Henriette étudiait donc ses parents et leurs amis, pour bien se définir leur sincérité, ne s’affranchissant pas encore d’un certain respect envers leur autorité. Cependant, elle projetait d’échapper à la domination qui pesait sur elle, parce qu’elle en trouvait indignes ceux qui l’exerçaient. Et il était évidemment impossible qu’elle ne discutât pas et ne mésestimât pas la vie et le caractère de son père et de sa mère. Aussi se disait-elle que, lorsqu’elle serait maîtresse de ses actions, elle les rappellerait à l’humilité.

On la forçait à se replier beaucoup en dedans, à prendre la mesure de son intelligence, de sa fermeté, de sa volonté, qu’elle sentait se développer. Comme on lui présentait toujours et violemment l’idée du mariage, Henriette ne pouvait s’empêcher, par moments, de calculer ou prévoir ce qu’elle devait faire, si elle se mariait ; d’admettre la possibilité de son union avec Mathéus et de préparer une règle de conduite envers lui.

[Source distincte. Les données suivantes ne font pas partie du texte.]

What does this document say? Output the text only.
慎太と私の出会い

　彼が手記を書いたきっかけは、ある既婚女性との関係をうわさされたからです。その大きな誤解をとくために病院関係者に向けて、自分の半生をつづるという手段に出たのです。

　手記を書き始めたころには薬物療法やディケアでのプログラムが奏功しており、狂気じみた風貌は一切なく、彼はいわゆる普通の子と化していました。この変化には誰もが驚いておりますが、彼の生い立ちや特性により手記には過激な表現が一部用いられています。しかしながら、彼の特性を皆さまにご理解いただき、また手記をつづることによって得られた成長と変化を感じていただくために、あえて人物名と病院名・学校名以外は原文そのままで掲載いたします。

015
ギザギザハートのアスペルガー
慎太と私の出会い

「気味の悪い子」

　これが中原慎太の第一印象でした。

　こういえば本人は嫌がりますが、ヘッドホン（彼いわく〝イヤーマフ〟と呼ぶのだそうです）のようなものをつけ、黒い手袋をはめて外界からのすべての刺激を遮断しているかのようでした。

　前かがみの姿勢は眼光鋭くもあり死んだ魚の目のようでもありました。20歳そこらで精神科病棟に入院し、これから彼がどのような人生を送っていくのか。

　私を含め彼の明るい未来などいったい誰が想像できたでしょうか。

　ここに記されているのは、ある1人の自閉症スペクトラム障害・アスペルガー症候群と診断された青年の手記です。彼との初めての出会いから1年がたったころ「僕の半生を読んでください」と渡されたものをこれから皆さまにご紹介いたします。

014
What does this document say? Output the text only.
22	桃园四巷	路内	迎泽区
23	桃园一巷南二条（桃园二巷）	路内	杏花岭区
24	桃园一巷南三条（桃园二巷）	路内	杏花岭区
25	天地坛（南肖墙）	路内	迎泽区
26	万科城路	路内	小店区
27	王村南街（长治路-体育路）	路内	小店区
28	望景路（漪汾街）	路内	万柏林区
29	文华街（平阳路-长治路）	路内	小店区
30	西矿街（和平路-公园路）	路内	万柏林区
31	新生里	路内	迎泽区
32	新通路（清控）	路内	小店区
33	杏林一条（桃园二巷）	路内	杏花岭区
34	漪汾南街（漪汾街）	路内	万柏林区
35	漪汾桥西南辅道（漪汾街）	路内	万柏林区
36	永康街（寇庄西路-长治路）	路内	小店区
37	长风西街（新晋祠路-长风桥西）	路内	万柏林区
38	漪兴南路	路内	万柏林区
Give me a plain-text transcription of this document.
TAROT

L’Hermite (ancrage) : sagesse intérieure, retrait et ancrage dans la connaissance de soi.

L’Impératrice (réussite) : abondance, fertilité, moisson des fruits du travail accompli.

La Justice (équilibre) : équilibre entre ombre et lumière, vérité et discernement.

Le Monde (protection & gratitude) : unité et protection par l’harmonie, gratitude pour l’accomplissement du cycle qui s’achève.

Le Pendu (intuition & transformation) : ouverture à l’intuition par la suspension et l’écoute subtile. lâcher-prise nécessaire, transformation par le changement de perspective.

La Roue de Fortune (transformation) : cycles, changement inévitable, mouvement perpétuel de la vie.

Ces méditations s’envolaient ensuite comme des nuages gris devant le soleil, lorsque l’image d’Émile se levait tout à coup. Puis, à leur tour, l’espérance, la lumière, le brillant, disparaissaient, et la tristesse, les larmes, un silence que rien ne pouvait briser, venaient s’emparer des premières ou des dernières heures de la journée.

De son côté, Mathéus était fort agité. Il aimait Henriette avec une convoitise trop égoïste, pour qu’il eût jamais le bon sens ou la générosité de ne plus la persécuter et de renoncer à elle. Néanmoins, il ne savait « sur quel pied danser », se voyant tantôt bien, tantôt mal accueilli. Mathéus ne venait pas tous les jours, retenu par ses conciliabules avec madame Baudouin, qui lui recommandait bien de faire le bonheur d’Henriette. Dans son absorption, il n’imaginait même pas de pénétrer l’histoire d’Émile. Quelquefois le président se trouvait avec lui chez la grosse femme, et la conversation roulait exclusivement sur les moyens d’être agréable à Henriette par des cadeaux, des noces pompeuses, une vie splendide.